In Walle leben heute auf einer Gesamtfläche von 833,8 ha rund 27.500 Menschen – mit wachsender Tendenz. In den letzten Jahren ist Walle ein attraktiver Wohnort für junge Familien geworden, die zum Teil unter sehr günstigen Bedingungen in Walle’s Ortsteilen Utbremen, Steffensweg, Westend, Walle, Osterfeuerberg und Hohweg eine neue Heimat finden. Und nicht zu vergessen: Im heutigen zu Walle gehörenden Ortsteil Überseestadt, den früheren Handelshäfen, der weitere 390 ha Gesamtfläche umfasst, tut sich enorm viel: Neben dem herkömmlichen Gewerbe prägen Musik, Theater, Kleinkunst und studentisches Leben dieses Gebiet und beleben die angrenzenden "alten Ortsteile" des Stadtteils Walle entsprechend.

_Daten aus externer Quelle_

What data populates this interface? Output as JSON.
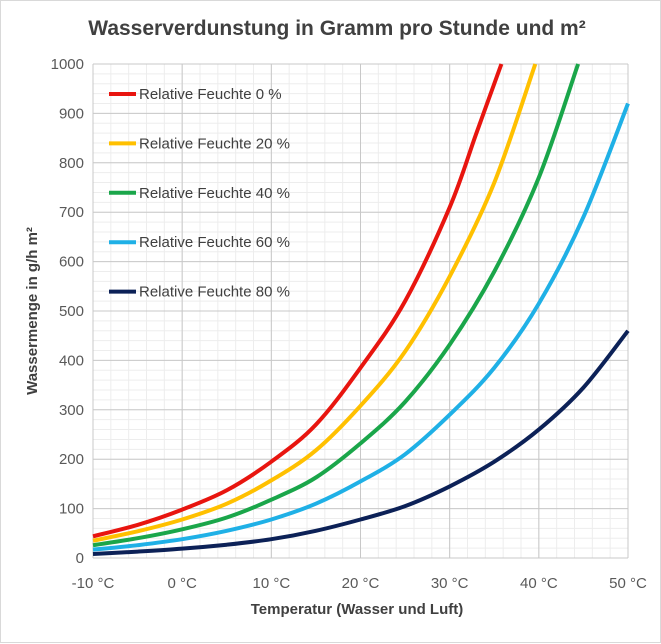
{
  "chart_data": {
    "type": "line",
    "title": "Wasserverdunstung in Gramm pro Stunde und m²",
    "xlabel": "Temperatur (Wasser und Luft)",
    "ylabel": "Wassermenge in g/h m²",
    "xlim": [
      -10,
      50
    ],
    "ylim": [
      0,
      1000
    ],
    "x_ticks": [
      -10,
      0,
      10,
      20,
      30,
      40,
      50
    ],
    "x_tick_labels": [
      "-10 °C",
      "0 °C",
      "10 °C",
      "20 °C",
      "30 °C",
      "40 °C",
      "50 °C"
    ],
    "y_ticks": [
      0,
      100,
      200,
      300,
      400,
      500,
      600,
      700,
      800,
      900,
      1000
    ],
    "y_tick_labels": [
      "0",
      "100",
      "200",
      "300",
      "400",
      "500",
      "600",
      "700",
      "800",
      "900",
      "1000"
    ],
    "x_minor_step": 2,
    "y_minor_step": 20,
    "grid": true,
    "legend_position": "top-left",
    "series": [
      {
        "name": "Relative Feuchte 0 %",
        "color": "#e8150f",
        "points": [
          [
            -10,
            44
          ],
          [
            -5,
            67
          ],
          [
            0,
            98
          ],
          [
            5,
            137
          ],
          [
            10,
            195
          ],
          [
            15,
            270
          ],
          [
            20,
            385
          ],
          [
            25,
            520
          ],
          [
            30,
            710
          ],
          [
            33,
            860
          ],
          [
            35.8,
            1000
          ]
        ]
      },
      {
        "name": "Relative Feuchte 20 %",
        "color": "#ffc000",
        "points": [
          [
            -10,
            35
          ],
          [
            -5,
            54
          ],
          [
            0,
            78
          ],
          [
            5,
            110
          ],
          [
            10,
            157
          ],
          [
            15,
            218
          ],
          [
            20,
            308
          ],
          [
            25,
            418
          ],
          [
            30,
            570
          ],
          [
            35,
            760
          ],
          [
            39.6,
            1000
          ]
        ]
      },
      {
        "name": "Relative Feuchte 40 %",
        "color": "#1aa64a",
        "points": [
          [
            -10,
            26
          ],
          [
            -5,
            40
          ],
          [
            0,
            58
          ],
          [
            5,
            82
          ],
          [
            10,
            118
          ],
          [
            15,
            163
          ],
          [
            20,
            232
          ],
          [
            25,
            316
          ],
          [
            30,
            432
          ],
          [
            35,
            580
          ],
          [
            40,
            770
          ],
          [
            44.4,
            1000
          ]
        ]
      },
      {
        "name": "Relative Feuchte 60 %",
        "color": "#1fb0e6",
        "points": [
          [
            -10,
            17
          ],
          [
            -5,
            26
          ],
          [
            0,
            38
          ],
          [
            5,
            55
          ],
          [
            10,
            78
          ],
          [
            15,
            110
          ],
          [
            20,
            155
          ],
          [
            25,
            210
          ],
          [
            30,
            290
          ],
          [
            35,
            385
          ],
          [
            40,
            515
          ],
          [
            45,
            690
          ],
          [
            50,
            920
          ]
        ]
      },
      {
        "name": "Relative Feuchte 80 %",
        "color": "#0c2157",
        "points": [
          [
            -10,
            8
          ],
          [
            -5,
            13
          ],
          [
            0,
            19
          ],
          [
            5,
            27
          ],
          [
            10,
            38
          ],
          [
            15,
            55
          ],
          [
            20,
            78
          ],
          [
            25,
            105
          ],
          [
            30,
            145
          ],
          [
            35,
            195
          ],
          [
            40,
            260
          ],
          [
            45,
            345
          ],
          [
            50,
            460
          ]
        ]
      }
    ]
  }
}
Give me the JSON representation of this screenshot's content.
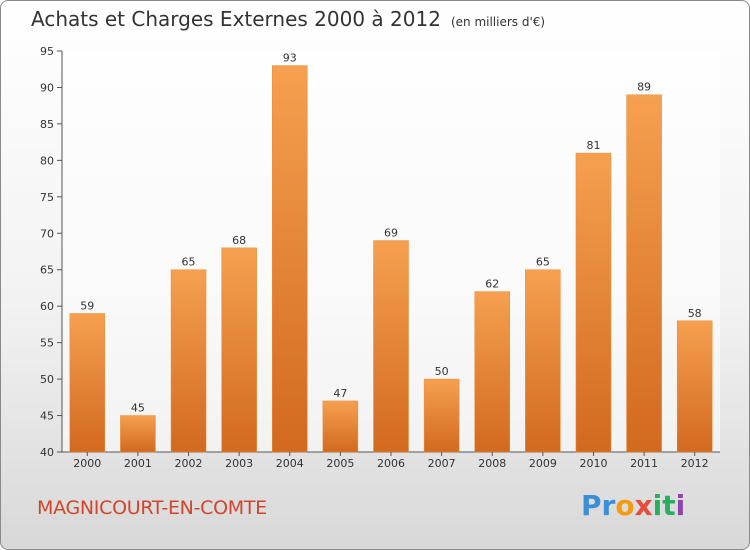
{
  "chart_data": {
    "type": "bar",
    "title": "Achats et Charges Externes 2000 à 2012",
    "subtitle": "(en milliers d'€)",
    "categories": [
      "2000",
      "2001",
      "2002",
      "2003",
      "2004",
      "2005",
      "2006",
      "2007",
      "2008",
      "2009",
      "2010",
      "2011",
      "2012"
    ],
    "values": [
      59,
      45,
      65,
      68,
      93,
      47,
      69,
      50,
      62,
      65,
      81,
      89,
      58
    ],
    "ylim": [
      40,
      95
    ],
    "yticks": [
      40,
      45,
      50,
      55,
      60,
      65,
      70,
      75,
      80,
      85,
      90,
      95
    ],
    "grid": false,
    "bar_color_top": "#f5a050",
    "bar_color_bottom": "#d2691e"
  },
  "footer": {
    "commune": "MAGNICOURT-EN-COMTE",
    "logo_letters": [
      {
        "char": "P",
        "color": "#3a8fd6"
      },
      {
        "char": "r",
        "color": "#3a8fd6"
      },
      {
        "char": "o",
        "color": "#f39c12"
      },
      {
        "char": "x",
        "color": "#e74c3c"
      },
      {
        "char": "i",
        "color": "#27ae60"
      },
      {
        "char": "t",
        "color": "#27ae60"
      },
      {
        "char": "i",
        "color": "#8e44ad"
      }
    ]
  }
}
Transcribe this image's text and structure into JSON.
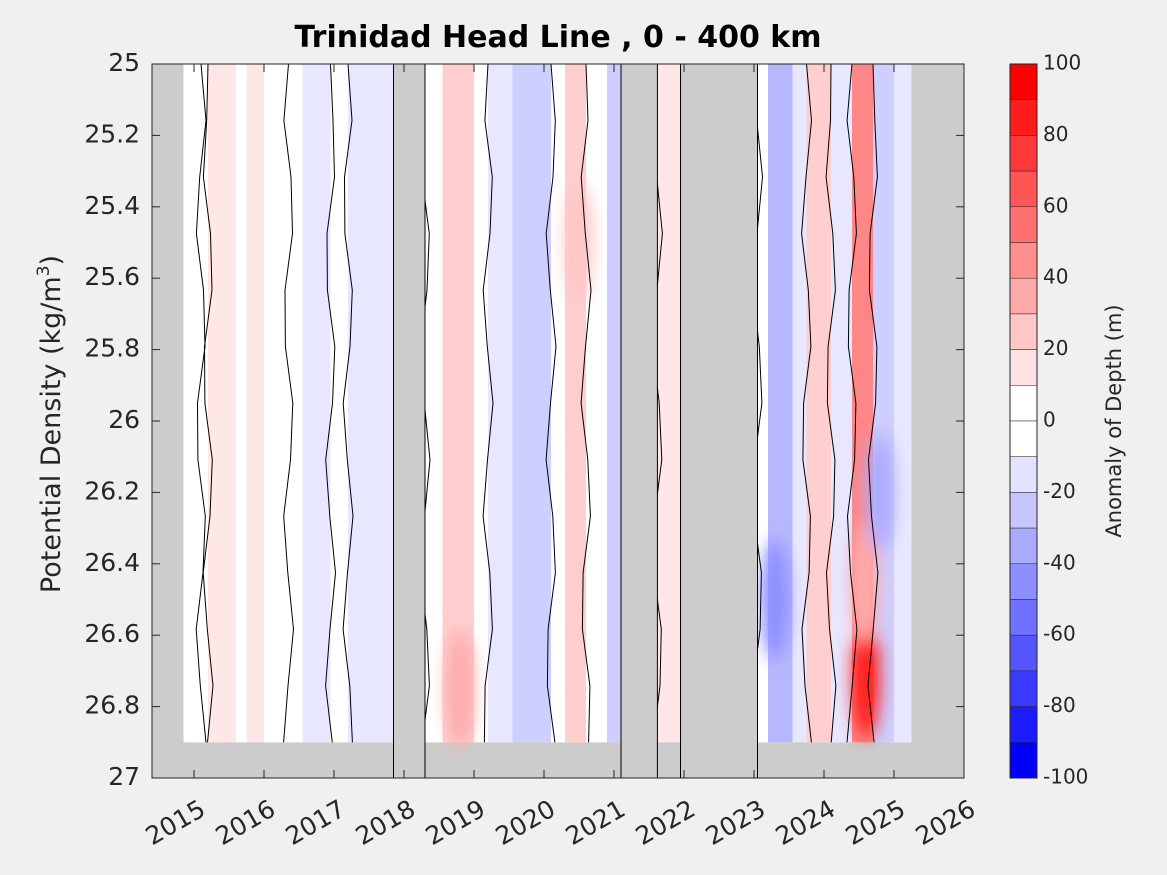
{
  "chart_data": {
    "type": "heatmap",
    "title": "Trinidad Head Line , 0 - 400 km",
    "ylabel_main": "Potential Density (kg/m",
    "ylabel_sup": "3",
    "ylabel_close": ")",
    "colorbar_label": "Anomaly of Depth (m)",
    "xlim": [
      2014.4,
      2026.0
    ],
    "ylim": [
      25,
      27
    ],
    "y_reversed": true,
    "x_ticks": [
      "2015",
      "2016",
      "2017",
      "2018",
      "2019",
      "2020",
      "2021",
      "2022",
      "2023",
      "2024",
      "2025",
      "2026"
    ],
    "y_ticks": [
      "25",
      "25.2",
      "25.4",
      "25.6",
      "25.8",
      "26",
      "26.2",
      "26.4",
      "26.6",
      "26.8",
      "27"
    ],
    "colorbar": {
      "range": [
        -100,
        100
      ],
      "step": 10,
      "tick_labels": [
        "100",
        "80",
        "60",
        "40",
        "20",
        "0",
        "-20",
        "-40",
        "-60",
        "-80",
        "-100"
      ],
      "colors": [
        "#ff0000",
        "#ff1c1c",
        "#ff3939",
        "#ff5555",
        "#ff7171",
        "#ff8e8e",
        "#ffaaaa",
        "#ffc6c6",
        "#ffe3e3",
        "#ffffff",
        "#ffffff",
        "#e3e3ff",
        "#c6c6ff",
        "#aaaaff",
        "#8e8eff",
        "#7171ff",
        "#5555ff",
        "#3939ff",
        "#1c1cff",
        "#0000ff"
      ]
    },
    "missing_color": "#cccccc",
    "data_coverage": {
      "x": [
        2014.85,
        2025.25
      ],
      "y_max": 26.9
    },
    "no_data_gaps": [
      [
        2017.85,
        2018.3
      ],
      [
        2021.1,
        2021.62
      ],
      [
        2021.95,
        2023.05
      ]
    ],
    "anomaly_bands": [
      {
        "x": [
          2014.9,
          2015.1
        ],
        "value": 8
      },
      {
        "x": [
          2015.1,
          2015.2
        ],
        "value": -5
      },
      {
        "x": [
          2015.2,
          2015.6
        ],
        "value": 12
      },
      {
        "x": [
          2015.6,
          2015.75
        ],
        "value": 5
      },
      {
        "x": [
          2015.75,
          2016.0
        ],
        "value": 18
      },
      {
        "x": [
          2016.0,
          2016.35
        ],
        "value": 6
      },
      {
        "x": [
          2016.35,
          2016.55
        ],
        "value": -3
      },
      {
        "x": [
          2016.55,
          2016.95
        ],
        "value": -14
      },
      {
        "x": [
          2016.95,
          2017.2
        ],
        "value": 5
      },
      {
        "x": [
          2017.2,
          2017.45
        ],
        "value": -12
      },
      {
        "x": [
          2017.45,
          2017.85
        ],
        "value": -18
      },
      {
        "x": [
          2018.3,
          2018.55
        ],
        "value": 3
      },
      {
        "x": [
          2018.55,
          2019.0
        ],
        "value": 25
      },
      {
        "x": [
          2019.0,
          2019.2
        ],
        "value": 5
      },
      {
        "x": [
          2019.2,
          2019.55
        ],
        "value": -12
      },
      {
        "x": [
          2019.55,
          2020.1
        ],
        "value": -25
      },
      {
        "x": [
          2020.1,
          2020.3
        ],
        "value": 5
      },
      {
        "x": [
          2020.3,
          2020.6
        ],
        "value": 22
      },
      {
        "x": [
          2020.6,
          2020.9
        ],
        "value": -8
      },
      {
        "x": [
          2020.9,
          2021.1
        ],
        "value": -22
      },
      {
        "x": [
          2021.62,
          2021.95
        ],
        "value": 12
      },
      {
        "x": [
          2023.05,
          2023.2
        ],
        "value": -8
      },
      {
        "x": [
          2023.2,
          2023.55
        ],
        "value": -35
      },
      {
        "x": [
          2023.55,
          2023.75
        ],
        "value": -10
      },
      {
        "x": [
          2023.75,
          2024.1
        ],
        "value": 22
      },
      {
        "x": [
          2024.1,
          2024.4
        ],
        "value": -18
      },
      {
        "x": [
          2024.4,
          2024.7
        ],
        "value": 55
      },
      {
        "x": [
          2024.7,
          2025.0
        ],
        "value": -28
      },
      {
        "x": [
          2025.0,
          2025.25
        ],
        "value": -12
      }
    ],
    "anomaly_blobs": [
      {
        "x": 2024.6,
        "y": 26.72,
        "value": 85
      },
      {
        "x": 2024.58,
        "y": 26.45,
        "value": 40
      },
      {
        "x": 2018.8,
        "y": 26.75,
        "value": 35
      },
      {
        "x": 2024.8,
        "y": 26.2,
        "value": -35
      },
      {
        "x": 2023.3,
        "y": 26.5,
        "value": -45
      },
      {
        "x": 2020.5,
        "y": 25.5,
        "value": 30
      }
    ]
  }
}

Auch Walle hat eine lange Geschichte und war in seinen Anfängen sehr dörflich geprägt, hat seinen ersten Entwicklungsschub mit dem Ausbau der Eisenbahnstrecke Bremen-Burg sowie dem Chausseebau erhalten und mit dem Anschluss an das deutsche Zollgebiet sowie dem Bau der Freihäfen und des Holzhafens eine dynamische Entwicklung zur zunehmenden Industrialisierung eingeleitet. Der weitgehenden Zerstörung im August 1944 folgte die Aufbauphase der Nachkriegszeit, die ihren Ausgangspunkt in einem städtebaulichen Ideenwettbewerb hatte.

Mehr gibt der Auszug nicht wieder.